I am reading Wigner's paper ”On unitary representations of the inhomogenous Lorentz group” (Annals of Mathematics, Vol. 40, No.1, p. 149) found here: https://www.maths.ed.ac.uk/~jmf/Teaching/Projects/Poincare/Wigner.pdf, or officially here https://www.jstor.org/stable/1968551 (DOI 10.2307/1968551) on the unitary representations of the Poincaré group but I got stuck on something.

At the end on the proof (p. 18 of the pdf), he states that $$ \mathbf{M}(\alpha) \mathbf{\Lambda}_e(\gamma) \mathbf{M}(\alpha)^{-1} = \mathbf{\Lambda}_e(\alpha \gamma) $$ is impossible for finite unitary matrices but I don't really see why and it is a key point of the demonstration.
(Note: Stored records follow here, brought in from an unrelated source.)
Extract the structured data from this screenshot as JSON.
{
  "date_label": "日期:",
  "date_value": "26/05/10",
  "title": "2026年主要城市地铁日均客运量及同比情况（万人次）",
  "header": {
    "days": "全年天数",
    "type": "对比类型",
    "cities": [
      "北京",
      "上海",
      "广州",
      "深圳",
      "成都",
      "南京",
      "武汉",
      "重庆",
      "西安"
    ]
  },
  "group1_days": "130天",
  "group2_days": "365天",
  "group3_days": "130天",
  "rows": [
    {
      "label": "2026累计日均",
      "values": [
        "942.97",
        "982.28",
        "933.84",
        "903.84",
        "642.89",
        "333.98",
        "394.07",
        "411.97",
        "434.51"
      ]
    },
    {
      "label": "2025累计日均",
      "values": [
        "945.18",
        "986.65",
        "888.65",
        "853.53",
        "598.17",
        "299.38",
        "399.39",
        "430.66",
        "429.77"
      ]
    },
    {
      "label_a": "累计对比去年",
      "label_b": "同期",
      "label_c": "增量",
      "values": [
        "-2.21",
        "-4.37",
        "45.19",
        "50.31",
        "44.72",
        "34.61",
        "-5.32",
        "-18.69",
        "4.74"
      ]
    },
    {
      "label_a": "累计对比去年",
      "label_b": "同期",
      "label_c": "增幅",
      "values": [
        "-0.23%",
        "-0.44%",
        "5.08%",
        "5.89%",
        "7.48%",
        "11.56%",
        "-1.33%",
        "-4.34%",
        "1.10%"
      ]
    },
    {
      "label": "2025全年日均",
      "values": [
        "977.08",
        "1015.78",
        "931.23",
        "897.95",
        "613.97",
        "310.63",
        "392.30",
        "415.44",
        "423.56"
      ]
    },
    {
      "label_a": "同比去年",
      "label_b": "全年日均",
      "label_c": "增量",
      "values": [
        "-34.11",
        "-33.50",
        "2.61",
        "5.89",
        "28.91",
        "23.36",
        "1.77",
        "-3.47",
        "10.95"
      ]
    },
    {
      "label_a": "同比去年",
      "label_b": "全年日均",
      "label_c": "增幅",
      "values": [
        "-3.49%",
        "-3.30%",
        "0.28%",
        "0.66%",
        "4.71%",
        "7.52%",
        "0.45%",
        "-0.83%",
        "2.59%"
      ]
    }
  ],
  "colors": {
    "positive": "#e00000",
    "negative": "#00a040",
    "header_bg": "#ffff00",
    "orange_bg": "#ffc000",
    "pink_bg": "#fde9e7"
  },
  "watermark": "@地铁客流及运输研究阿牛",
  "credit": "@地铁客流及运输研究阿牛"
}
By the way, I know that nowadays we prove it using the fact that the group is non-compact but I just want to understand the original proof.


1 Answer 1


Let, as in Wigner's article, $D$ be a finite unitary representation of the Lorentz group. We prove that $D$ is trivial. As $D$ is a representation, your formula above gives $$ D(M(\alpha))\,D(\Lambda(\gamma))\,D(M(\alpha))^{-1}=D(\Lambda(\alpha\gamma)). $$ In particular, the unitary matrices $$ D\Lambda(\gamma)\quad \mathrm{and}\quad D\Lambda(\alpha\gamma) $$ have the same finite set of eigenvalues, for all real numbers $\alpha$ and $\gamma$.

Wigner constructs the Lorentz transformations $\Lambda(\gamma)$, for a real parameter $\gamma$, in such a way that $$ \Lambda(\gamma)\Lambda(\gamma')= \Lambda(\gamma+\gamma'). $$ In particular, substituting $\frac12\gamma$ for $\gamma$ and $\gamma'$, one has $$ \Lambda(\tfrac12\gamma)^2=\Lambda(\tfrac12\gamma+\tfrac12\gamma)=\Lambda(\gamma), $$ i.e., $\Lambda(\tfrac12\gamma)$ is a square root Lorentz transformation of $\Lambda(\gamma)$. Hence, the set of eigenvalues of $D\Lambda(\tfrac12\gamma)$ is a set of square roots of the set of eigenvalues of $D\Lambda(\gamma)$, as $D\Lambda(\frac12\gamma)$ is diagonalizable. However, by what we have seen above, the set of eigenvalues of $D\Lambda(\tfrac12\gamma)$ also is equal to the set of eigenvalues of $D\Lambda(\gamma)$. It follows that the finite set of eigenvalues of $D\Lambda(\gamma)$ contains a square root of each of its elements. Therefore, the only eigenvalue of $D\Lambda(\gamma)$ is $1$, and $D\Lambda(\gamma)$ is the identity. Since the generic elements of the Lorentz group are of the form $\Lambda(\gamma)$, the representation $D$ is trivial.